You don’t have to say that salad dressing in a grocery store is not ideal. Plant oil, sugar, and taste, it is not a fresh vineglet that promises. It takes a few minutes on my own and the taste is really packed!
Homemade pomegranate pomegranate
Because of its high nutrients, I like to make various homemade dressings (it will be better!). The pomegranate vineglet is fruity, crisp, naturally dairy and does not contain gluten. The pomegranate juice is the star of the show, packed with antioxidants that support heart health. Extra virgin olive oil gives a creamy mouth atmosphere and is rich in healthy and anti -inflammatory Omega 3. Like pomegranate, olive oil is perfect for heart health.
In order to offset the weight of olive oil, an Apple Cider Vineger has been added for a tingling flavor and intestinal health. Dijon mustard also adds a little tung and subtle sharpness. Honey (or maple syrup) helps tie it all and naturally sweeten it.

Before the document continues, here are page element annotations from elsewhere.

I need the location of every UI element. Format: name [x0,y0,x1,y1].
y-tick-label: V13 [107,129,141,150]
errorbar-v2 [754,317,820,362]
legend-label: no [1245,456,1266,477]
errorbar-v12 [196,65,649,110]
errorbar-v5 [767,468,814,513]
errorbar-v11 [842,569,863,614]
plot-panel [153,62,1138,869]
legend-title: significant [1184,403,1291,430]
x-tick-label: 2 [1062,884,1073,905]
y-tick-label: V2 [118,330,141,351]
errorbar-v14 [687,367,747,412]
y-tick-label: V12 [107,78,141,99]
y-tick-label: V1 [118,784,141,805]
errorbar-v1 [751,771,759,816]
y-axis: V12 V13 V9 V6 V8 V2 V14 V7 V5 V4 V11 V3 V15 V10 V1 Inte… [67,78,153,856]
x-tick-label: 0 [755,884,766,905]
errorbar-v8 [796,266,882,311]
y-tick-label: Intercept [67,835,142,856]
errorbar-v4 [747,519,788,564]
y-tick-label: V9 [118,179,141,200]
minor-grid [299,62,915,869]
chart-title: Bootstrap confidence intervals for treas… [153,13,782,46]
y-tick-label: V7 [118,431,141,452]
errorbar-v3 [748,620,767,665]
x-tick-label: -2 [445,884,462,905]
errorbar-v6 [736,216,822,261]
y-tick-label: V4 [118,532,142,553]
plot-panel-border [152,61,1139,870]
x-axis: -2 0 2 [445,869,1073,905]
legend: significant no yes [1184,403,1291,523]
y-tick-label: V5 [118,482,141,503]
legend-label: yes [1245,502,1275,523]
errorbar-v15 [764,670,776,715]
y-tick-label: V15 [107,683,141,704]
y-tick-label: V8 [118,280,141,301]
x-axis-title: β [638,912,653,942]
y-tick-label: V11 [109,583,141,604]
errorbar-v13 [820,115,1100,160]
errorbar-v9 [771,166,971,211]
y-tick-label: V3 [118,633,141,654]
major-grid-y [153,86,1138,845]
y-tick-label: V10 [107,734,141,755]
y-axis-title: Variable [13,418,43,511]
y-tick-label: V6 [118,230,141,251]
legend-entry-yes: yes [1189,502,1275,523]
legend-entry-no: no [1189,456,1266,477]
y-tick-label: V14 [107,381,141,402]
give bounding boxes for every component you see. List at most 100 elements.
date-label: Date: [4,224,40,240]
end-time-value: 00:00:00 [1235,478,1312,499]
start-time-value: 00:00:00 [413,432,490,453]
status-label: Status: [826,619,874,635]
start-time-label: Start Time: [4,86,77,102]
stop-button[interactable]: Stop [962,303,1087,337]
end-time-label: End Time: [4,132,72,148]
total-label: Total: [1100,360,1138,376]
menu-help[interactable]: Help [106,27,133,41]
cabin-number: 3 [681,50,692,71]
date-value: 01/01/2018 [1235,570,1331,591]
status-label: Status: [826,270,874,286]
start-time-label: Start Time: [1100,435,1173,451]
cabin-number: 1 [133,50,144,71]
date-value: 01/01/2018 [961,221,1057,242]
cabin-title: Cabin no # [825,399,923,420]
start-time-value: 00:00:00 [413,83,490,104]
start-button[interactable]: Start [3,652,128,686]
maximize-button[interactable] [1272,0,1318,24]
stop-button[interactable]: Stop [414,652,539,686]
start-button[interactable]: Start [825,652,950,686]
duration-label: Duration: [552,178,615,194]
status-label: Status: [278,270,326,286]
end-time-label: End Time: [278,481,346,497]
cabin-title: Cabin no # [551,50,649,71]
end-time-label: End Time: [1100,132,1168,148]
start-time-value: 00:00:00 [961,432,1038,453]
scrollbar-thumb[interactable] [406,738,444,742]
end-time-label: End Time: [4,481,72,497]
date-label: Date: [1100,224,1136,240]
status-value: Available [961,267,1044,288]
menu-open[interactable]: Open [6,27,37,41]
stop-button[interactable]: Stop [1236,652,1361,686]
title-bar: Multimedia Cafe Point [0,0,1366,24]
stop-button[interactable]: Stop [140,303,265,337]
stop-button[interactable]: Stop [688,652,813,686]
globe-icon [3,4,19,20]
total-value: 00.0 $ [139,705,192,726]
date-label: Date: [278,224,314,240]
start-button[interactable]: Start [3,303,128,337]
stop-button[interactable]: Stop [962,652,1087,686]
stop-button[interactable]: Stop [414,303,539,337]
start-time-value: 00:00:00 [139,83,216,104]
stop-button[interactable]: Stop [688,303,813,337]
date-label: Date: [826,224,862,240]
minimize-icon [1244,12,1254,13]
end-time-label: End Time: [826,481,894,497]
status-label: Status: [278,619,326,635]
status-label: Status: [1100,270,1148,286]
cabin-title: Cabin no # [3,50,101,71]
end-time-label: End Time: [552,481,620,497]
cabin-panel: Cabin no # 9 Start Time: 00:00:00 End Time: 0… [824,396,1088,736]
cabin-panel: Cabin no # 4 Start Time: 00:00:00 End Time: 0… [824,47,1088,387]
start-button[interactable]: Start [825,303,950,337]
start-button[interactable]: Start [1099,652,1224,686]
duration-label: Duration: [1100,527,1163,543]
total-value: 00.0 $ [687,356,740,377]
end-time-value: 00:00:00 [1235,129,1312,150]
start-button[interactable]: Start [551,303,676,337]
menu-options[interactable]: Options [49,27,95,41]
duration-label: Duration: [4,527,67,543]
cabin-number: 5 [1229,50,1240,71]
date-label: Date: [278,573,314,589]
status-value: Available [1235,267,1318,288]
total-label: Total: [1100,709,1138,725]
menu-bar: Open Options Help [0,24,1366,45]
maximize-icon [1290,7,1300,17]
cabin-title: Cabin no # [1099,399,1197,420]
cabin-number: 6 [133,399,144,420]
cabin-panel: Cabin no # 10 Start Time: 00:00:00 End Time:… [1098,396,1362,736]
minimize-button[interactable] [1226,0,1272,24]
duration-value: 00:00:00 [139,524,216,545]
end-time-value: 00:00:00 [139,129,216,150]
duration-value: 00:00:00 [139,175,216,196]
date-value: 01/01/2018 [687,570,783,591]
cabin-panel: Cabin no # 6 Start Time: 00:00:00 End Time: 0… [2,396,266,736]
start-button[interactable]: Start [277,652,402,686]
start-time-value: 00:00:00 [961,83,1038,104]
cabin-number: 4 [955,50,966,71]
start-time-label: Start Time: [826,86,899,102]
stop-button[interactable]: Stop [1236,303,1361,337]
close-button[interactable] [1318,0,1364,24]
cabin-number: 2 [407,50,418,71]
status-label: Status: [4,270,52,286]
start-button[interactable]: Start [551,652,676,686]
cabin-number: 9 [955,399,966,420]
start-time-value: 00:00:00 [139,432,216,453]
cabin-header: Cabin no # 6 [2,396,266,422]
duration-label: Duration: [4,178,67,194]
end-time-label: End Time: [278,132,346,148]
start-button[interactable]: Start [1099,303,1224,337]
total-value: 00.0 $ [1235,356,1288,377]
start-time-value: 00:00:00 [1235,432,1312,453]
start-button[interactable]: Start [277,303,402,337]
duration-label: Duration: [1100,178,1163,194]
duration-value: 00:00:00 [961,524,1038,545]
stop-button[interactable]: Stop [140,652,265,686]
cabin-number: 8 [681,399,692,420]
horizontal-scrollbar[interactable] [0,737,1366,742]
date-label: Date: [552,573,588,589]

Add an antioxidant boost using the fresh herbs in the garden here. These can be easily grown on the windowsill when it’s cold! If you have it, you can replace dried herbs fresh.
Pomegranate vineglet recipe
This bright vineglet is perfect for salad, roasted vegetables, or marinade. enjoy!
Add pomegranates, olive oil, apple cider vinegar, Dijon mustard, lemon juice, and honey (or maple syrup) to a small bowl or masonjer.
Stir the oregano, marjorum, and minced garlic. Season and season with salt and pepper.
Whisk together until the material is emulsified. Alternatively, seal the bottle and shake it until you mix it well.
Taste the vineglet and adjust the seasoning as needed.
Refrigerate for at least 30 minutes and give time to the flavor. Shake or stir before serving.
I use my favorite salad to drizzle or use it as a marinade.
Nutrition facts
Pomegranate vineglet recipe
Amount per service (1 service)
142 calories from calorie fat 126
% Of % daily*
Fat 14g 22 %
Saturated fat 2g13 %
1g of polarized unsaturated fat
January saturated fat 10g
16 mg 1 % sodium
Potassium 50 mg 1 %
Carbohydrate 4G1 %
Fiber 0.3g1 %
3g 3 % sugar
Protein 0.2g0 %
Vitamin A 12IU0 %
Vitamin C 1mg1 %
Calcium 12 mg 1 %
Iron 0.3 mg2 %
*The percentage of daily value is based on the 2000 calorie diet.
Store up to one week in the airtight vessel in the refrigerator.
Pomegranate green salad
One way to use the new pomegranate vineglet is as follows: The flavor of these ingredients works well, and the pomegranate vineglet adds a fruity and tingling kick.
Start with a green bed such as arugula, spring mix, spinach. Add your favorite fresh vegetables. Cucumber, Eshalot, and peppers are some good options. Add goat cheese or feta cheese on top. Sprinkle on dry cranberries, fresh pomegranate seeds, and chopped pecans.
Pomegranate vineglet dressing replacement
If you do not want to use Apple Cider Vinegar, balsamicobineger and red wine vinegar also have a wonderful flavor here. And I use olive oil for most salad dressing, but also works. Some people prefer a more neutral taste of avocado oil.
More salad dressing recipes
There are several ways to dress up the following salad!
Did you have pomegranate vineglet before? What is your favorite way to use it? Please let us know with comments!